Pugni e calci sulla riviera per gli ingressi negati e, in aula, due rom accusano i buttafuori di razzismo
PESCARA. Finisce davanti ai giudici del tribunale una serata piuttosto movimentata nell’estate del 2019 davanti alla discoteca Tortuga. In cinque si trovano oggi sul banco degli imputati: due di etnia rom, Vincenzo e Rocco Spinelli, e tre buttafuori del noto locale della riviera, i senegalesi El Hadii Ndiaye (detto Mustafà) e Sawhe Ba Papa, e l’italiano Michele Merafina (detto Michelone), tutti accusati di rissa e gli ultimi tre anche di lesioni personali. La questione particolare della vicenda sta nel fatto che la rissa, stando almeno a quanto scrive il pm nel capo di imputazione, sarebbe «scaturita da ragioni di discriminazione razziale», ma al contrario. Sarebbero stati i due rom a subire la discriminazione, in quanto quella notte ai due non sarebbe stato concesso l’ingresso «perché zingari». Dalle parole si passò in un attimo ai fatti e a farne le spese sarebbe stato Vincenzo Spinelli (40 giorni di prognosi). Ma ieri, durante l’ultima udienza dibattimentale prima della discussione (che si terrà il prossimo 20 giugno) sono stati esaminati due dei buttafuori imputati, e sentiti alcuni testimoni che avrebbero capovolto i termini della questione. Secondo la ricostruzione di Mustafà (uno dei buttafuori difesi da Daniele D’Ortenzio e Gianluca Travaglini, mentre le avvocatesse Maria Teresa Di Donato e Claudia Spinelli, assistono i due rom), nel momento in cui arrivarono i due rom, intorno alle 2 e mezza di notte, il locale era pieno e la sicurezza aveva bloccato gli ingressi. I due sarebbero quindi tornati qualche minuto più tardi insistendo per entrare ugualmente e iniziando a insultare e minacciare gli addetti alla sicurezza. «Mi hanno detto di tutto», ha riferito ai giudici Mustafà, «“negro”, parolacce di tutti i tipi, “ti ammazzo” e via dicendo, ma ormai quelle cose le devi accettare, noi non abbiamo risposto nulla». Poi uno dei buttafuori, fu spintonato da uno Spinelli e cadde a terra e fu colpito con un calcio e contemporaneamente partì un pugno verso Mustafà che riuscì a schivarlo. Poi, mentre venne lanciato il codice rosso dai buttafuori (pericolo per attacco alla sicurezza) si scatenò una breve colluttazione che terminò dopo qualche attimo perché polizia e carabinieri erano fortunatamente in zona.
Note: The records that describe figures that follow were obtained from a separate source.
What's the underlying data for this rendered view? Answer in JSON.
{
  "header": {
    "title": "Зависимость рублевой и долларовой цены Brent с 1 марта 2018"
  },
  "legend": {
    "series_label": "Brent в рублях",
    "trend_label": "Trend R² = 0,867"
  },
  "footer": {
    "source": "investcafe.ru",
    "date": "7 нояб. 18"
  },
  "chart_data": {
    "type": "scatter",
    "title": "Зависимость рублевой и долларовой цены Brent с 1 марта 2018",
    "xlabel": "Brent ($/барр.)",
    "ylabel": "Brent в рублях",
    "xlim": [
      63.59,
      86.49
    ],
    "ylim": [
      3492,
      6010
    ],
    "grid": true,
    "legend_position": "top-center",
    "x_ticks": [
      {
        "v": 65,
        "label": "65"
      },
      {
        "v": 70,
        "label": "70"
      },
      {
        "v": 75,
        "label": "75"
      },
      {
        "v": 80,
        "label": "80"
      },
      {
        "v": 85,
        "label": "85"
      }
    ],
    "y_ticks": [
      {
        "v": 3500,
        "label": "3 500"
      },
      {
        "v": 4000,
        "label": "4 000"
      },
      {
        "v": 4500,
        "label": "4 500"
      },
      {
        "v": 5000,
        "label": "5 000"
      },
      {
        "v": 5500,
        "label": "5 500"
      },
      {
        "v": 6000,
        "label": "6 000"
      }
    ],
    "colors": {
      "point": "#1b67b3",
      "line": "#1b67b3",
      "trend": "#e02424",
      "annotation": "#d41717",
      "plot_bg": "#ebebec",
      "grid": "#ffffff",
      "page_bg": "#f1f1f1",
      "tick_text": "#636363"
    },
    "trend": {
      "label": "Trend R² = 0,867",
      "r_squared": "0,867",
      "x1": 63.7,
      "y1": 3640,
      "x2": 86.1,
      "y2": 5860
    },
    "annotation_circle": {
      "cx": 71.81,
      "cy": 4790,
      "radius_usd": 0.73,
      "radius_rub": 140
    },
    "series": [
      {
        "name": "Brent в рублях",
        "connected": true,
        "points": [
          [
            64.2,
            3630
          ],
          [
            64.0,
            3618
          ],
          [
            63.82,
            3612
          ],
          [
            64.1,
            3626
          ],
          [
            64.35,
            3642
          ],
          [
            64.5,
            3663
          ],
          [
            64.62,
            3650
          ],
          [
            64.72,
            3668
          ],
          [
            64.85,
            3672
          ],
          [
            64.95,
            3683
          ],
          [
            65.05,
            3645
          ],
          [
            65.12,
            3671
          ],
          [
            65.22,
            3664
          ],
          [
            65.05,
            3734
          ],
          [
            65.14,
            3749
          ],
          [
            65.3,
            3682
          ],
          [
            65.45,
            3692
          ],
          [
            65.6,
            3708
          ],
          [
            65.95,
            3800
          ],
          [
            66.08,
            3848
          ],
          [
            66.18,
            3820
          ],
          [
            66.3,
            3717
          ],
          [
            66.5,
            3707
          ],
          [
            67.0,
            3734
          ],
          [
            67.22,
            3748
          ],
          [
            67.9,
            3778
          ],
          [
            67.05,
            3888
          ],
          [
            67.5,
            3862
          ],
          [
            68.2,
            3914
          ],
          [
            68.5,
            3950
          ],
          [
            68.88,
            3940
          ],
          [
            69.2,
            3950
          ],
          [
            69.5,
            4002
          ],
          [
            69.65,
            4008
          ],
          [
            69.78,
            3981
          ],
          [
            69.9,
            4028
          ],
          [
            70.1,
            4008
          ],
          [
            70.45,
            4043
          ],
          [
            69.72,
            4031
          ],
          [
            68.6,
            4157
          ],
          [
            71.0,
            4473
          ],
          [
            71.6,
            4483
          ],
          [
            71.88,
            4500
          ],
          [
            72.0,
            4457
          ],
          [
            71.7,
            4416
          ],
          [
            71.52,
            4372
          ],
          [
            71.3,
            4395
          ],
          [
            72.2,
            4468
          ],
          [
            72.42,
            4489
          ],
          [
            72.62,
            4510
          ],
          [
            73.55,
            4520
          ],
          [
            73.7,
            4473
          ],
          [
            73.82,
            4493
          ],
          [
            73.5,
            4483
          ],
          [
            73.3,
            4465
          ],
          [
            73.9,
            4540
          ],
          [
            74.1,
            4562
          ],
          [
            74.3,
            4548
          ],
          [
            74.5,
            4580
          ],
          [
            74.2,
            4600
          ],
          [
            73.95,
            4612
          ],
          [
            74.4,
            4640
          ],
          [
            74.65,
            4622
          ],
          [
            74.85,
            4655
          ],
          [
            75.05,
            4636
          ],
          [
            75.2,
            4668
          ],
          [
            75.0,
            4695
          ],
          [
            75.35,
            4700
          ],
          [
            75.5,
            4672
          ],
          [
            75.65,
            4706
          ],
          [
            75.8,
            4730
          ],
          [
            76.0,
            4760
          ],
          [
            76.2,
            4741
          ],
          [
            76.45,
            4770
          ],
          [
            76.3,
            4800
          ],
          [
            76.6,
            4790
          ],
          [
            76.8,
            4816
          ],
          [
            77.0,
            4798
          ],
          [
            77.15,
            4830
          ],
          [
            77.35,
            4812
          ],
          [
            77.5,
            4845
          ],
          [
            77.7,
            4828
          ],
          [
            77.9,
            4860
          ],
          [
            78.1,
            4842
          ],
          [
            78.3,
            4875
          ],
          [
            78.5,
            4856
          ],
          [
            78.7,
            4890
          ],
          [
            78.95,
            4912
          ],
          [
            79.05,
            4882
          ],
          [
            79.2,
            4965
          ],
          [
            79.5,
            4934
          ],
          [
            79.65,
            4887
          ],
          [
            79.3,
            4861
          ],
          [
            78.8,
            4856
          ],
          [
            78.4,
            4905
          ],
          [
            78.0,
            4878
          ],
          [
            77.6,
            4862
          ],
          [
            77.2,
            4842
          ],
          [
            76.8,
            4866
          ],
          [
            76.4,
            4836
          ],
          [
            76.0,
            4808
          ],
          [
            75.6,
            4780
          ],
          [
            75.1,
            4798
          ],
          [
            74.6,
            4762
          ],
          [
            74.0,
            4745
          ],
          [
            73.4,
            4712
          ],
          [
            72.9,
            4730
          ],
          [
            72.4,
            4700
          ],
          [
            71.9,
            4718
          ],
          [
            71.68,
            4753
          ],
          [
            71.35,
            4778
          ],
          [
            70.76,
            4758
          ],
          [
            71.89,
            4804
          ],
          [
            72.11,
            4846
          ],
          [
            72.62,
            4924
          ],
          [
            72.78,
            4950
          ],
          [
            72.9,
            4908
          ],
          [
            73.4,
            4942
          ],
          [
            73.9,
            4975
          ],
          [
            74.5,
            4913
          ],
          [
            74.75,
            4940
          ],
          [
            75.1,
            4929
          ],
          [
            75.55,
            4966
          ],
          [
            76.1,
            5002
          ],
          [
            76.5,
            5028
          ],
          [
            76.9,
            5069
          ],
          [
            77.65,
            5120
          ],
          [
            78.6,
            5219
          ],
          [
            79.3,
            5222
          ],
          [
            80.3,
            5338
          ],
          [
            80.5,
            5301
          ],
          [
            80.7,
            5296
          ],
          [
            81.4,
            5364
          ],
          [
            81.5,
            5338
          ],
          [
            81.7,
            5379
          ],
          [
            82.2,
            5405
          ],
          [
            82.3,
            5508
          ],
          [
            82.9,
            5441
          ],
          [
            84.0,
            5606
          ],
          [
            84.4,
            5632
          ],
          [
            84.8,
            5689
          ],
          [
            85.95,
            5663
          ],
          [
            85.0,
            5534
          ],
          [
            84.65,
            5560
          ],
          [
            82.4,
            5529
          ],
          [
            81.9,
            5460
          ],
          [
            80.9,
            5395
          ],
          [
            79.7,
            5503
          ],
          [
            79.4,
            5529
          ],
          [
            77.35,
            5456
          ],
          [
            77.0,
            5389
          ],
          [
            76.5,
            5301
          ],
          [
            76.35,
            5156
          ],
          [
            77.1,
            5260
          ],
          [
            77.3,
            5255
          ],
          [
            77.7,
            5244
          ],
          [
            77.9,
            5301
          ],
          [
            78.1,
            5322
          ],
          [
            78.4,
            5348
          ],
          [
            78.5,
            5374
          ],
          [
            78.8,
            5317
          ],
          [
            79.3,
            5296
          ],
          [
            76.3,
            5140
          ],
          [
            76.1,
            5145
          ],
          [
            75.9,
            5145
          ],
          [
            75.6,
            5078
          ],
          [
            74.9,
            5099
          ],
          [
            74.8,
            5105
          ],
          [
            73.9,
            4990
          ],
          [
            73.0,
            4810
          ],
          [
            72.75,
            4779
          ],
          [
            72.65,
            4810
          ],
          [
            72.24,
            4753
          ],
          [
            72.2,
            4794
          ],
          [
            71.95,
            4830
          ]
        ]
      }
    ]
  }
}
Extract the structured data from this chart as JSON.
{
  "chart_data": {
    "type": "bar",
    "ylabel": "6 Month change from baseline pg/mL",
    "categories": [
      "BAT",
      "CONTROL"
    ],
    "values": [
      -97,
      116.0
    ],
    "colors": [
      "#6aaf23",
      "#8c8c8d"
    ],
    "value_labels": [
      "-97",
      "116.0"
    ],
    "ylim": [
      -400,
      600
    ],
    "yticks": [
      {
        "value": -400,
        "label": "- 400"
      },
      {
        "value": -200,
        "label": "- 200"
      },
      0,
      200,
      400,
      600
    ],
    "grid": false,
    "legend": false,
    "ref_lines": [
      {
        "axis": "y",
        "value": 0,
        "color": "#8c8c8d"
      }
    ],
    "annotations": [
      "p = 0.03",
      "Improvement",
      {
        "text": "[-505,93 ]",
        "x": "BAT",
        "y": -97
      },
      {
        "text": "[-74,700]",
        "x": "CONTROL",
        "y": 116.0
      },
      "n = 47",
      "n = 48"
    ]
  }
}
Sull’accaduto c'è anche un video girato da qualcuno subito dopo l’avvio della rissa, mostrato ai giudici che dovranno valutare le singole posizioni. E questo anche alla luce della denuncia presentata da Vincenzo Spinelli, che suona in maniera opposta a quanto riferito in aula dai buttafuori. Vincenzo Spinelli sostiene che Michelone (come viene chiamato il buttafuori italiano per la sua mole) li avrebbe bloccati dicendo che non potevano entrare «perché dentro ce ne sono troppi di voi». E quando dopo pochi minuti i due rom tornarono alla carica, lo stesso sarebbe diventato più esplicito: «Allora non l’avete capito. Voi qua non entrate e basta». E sarebbe stato a quel punto che, senza motivo, un addetto alla sicurezza avrebbe sferrato il primo pugno al rom scatenando la rissa. Ma nella sua deposizione di ieri, il responsabile della sicurezza ha obiettato sul punto affermando che dentro il locale c’erano già diversi rom e che la sicurezza non aveva vietato a nessuno di loro l’ingresso, naturalmente fino a quando la capienza del locale lo aveva permesso.